Biodiversity and Epidemic Diseases
The transmission from animals to people of the virus that causes COVID-19 has taken the world by surprise, but it should not have done.
In their report “Connecting Global Priorities: Biodiversity and Human Health” published in 2015 [1], the Secretariat of the Convention on Biological Diversity [2] and the World Health Organization [3] reviewed among other things the state of knowledge of links between biodiversity, ecosystem stability, and epidemic infectious diseases.
They explained how, in Malaysia, deforestation and intensified agriculture enabled the movement and mixing of species and the resulting opportunity for pathogen transmission. In Bangladesh, human demand for natural resources through tapping into trees for sap enabled a new food source for bats, similarly providing pathogen mixing opportunities that can be detrimental to people and domestic animals and potentially wildlife through conflict with humans given health and livelihood risks.

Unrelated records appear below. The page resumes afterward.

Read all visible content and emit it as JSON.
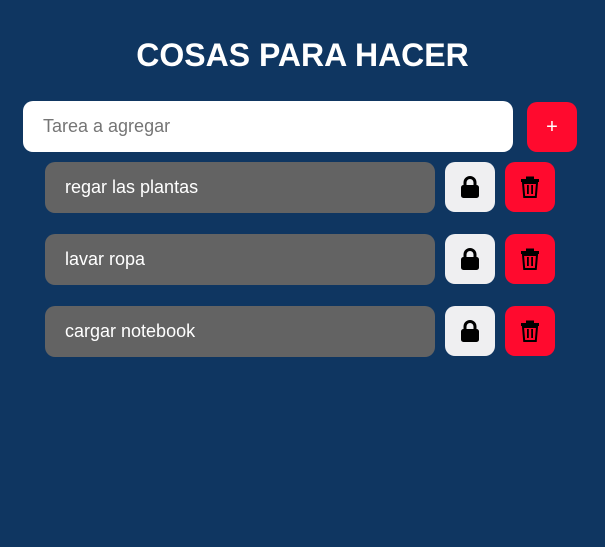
{
  "header": {
    "title": "COSAS PARA HACER"
  },
  "add_task": {
    "placeholder": "Tarea a agregar",
    "value": "",
    "button_label": "+"
  },
  "tasks": [
    {
      "label": "regar las plantas",
      "lock_icon": "lock-icon",
      "delete_icon": "trash-icon"
    },
    {
      "label": "lavar ropa",
      "lock_icon": "lock-icon",
      "delete_icon": "trash-icon"
    },
    {
      "label": "cargar notebook",
      "lock_icon": "lock-icon",
      "delete_icon": "trash-icon"
    }
  ],
  "colors": {
    "background": "#0f3661",
    "accent": "#ff0a2e",
    "task_background": "#636363",
    "lock_button_background": "#efeff1",
    "text": "#ffffff"
  }
}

In addition land-use change and other changing ecological scenarios in one region may have unanticipated effects in another region through species range adaptations and other factors. Climate change scenario models have suggested that increasing temperature may enable spread of the bat species that harbour viruses.

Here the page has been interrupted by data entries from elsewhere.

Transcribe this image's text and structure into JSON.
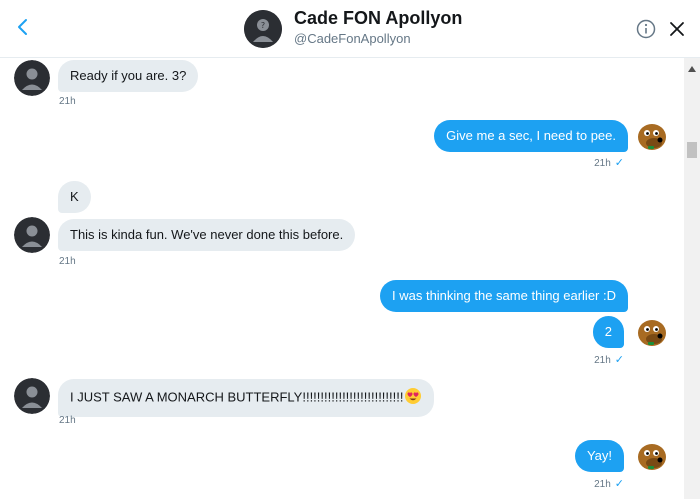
{
  "header": {
    "name": "Cade FON Apollyon",
    "handle": "@CadeFonApollyon"
  },
  "messages": [
    {
      "dir": "in",
      "text": "Ready if you are. 3?",
      "time": "21h"
    },
    {
      "dir": "out",
      "text": "Give me a sec, I need to pee.",
      "time": "21h"
    },
    {
      "dir": "in",
      "text": "K"
    },
    {
      "dir": "in",
      "text": "This is kinda fun. We've never done this before.",
      "time": "21h"
    },
    {
      "dir": "out",
      "text": "I was thinking the same thing earlier :D"
    },
    {
      "dir": "out",
      "text": "2",
      "time": "21h"
    },
    {
      "dir": "in",
      "text": "I JUST SAW A MONARCH BUTTERFLY!!!!!!!!!!!!!!!!!!!!!!!!!!!!",
      "time": "21h"
    },
    {
      "dir": "out",
      "text": "Yay!",
      "time": "21h"
    }
  ],
  "colors": {
    "outgoing_bubble": "#1da1f2",
    "incoming_bubble": "#e6ecf0"
  },
  "icons": [
    "back-arrow-icon",
    "info-icon",
    "close-icon",
    "read-check-icon",
    "heart-eyes-emoji-icon"
  ]
}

And they told how Nipah virus, for which fruit bats are a natural reservoir, emerged in humans in Malaysia following conversion of forest to an intensive swine facility that enabled bat–swine contact, and subsequently transmission from pigs to humans. Several significant zoonotic infectious diseases have emerged in part due to the substantial human–animal contact that occurs along the wildlife trade chain, from harvest to end point. These diseases have included SARS coronavirus (wet markets in China), HIV (primate bushmeat hunting), monkeypox virus (exotic pet trade), and H5N1 and H7N9 avian influenza viruses. The global trade in wildlife provides disease transmission mechanisms that not only result in human and animal health threats but also damages to international trade, agricultural livelihoods, and global food security.
Now, following the COVID-19 pandemic, numerous warnings that this will happen again unless man’s relationship changes by the UN Environment Programme, WWF and others. Perhaps now our political leaders have learned that ignoring such warnings is far more expensive than taking action.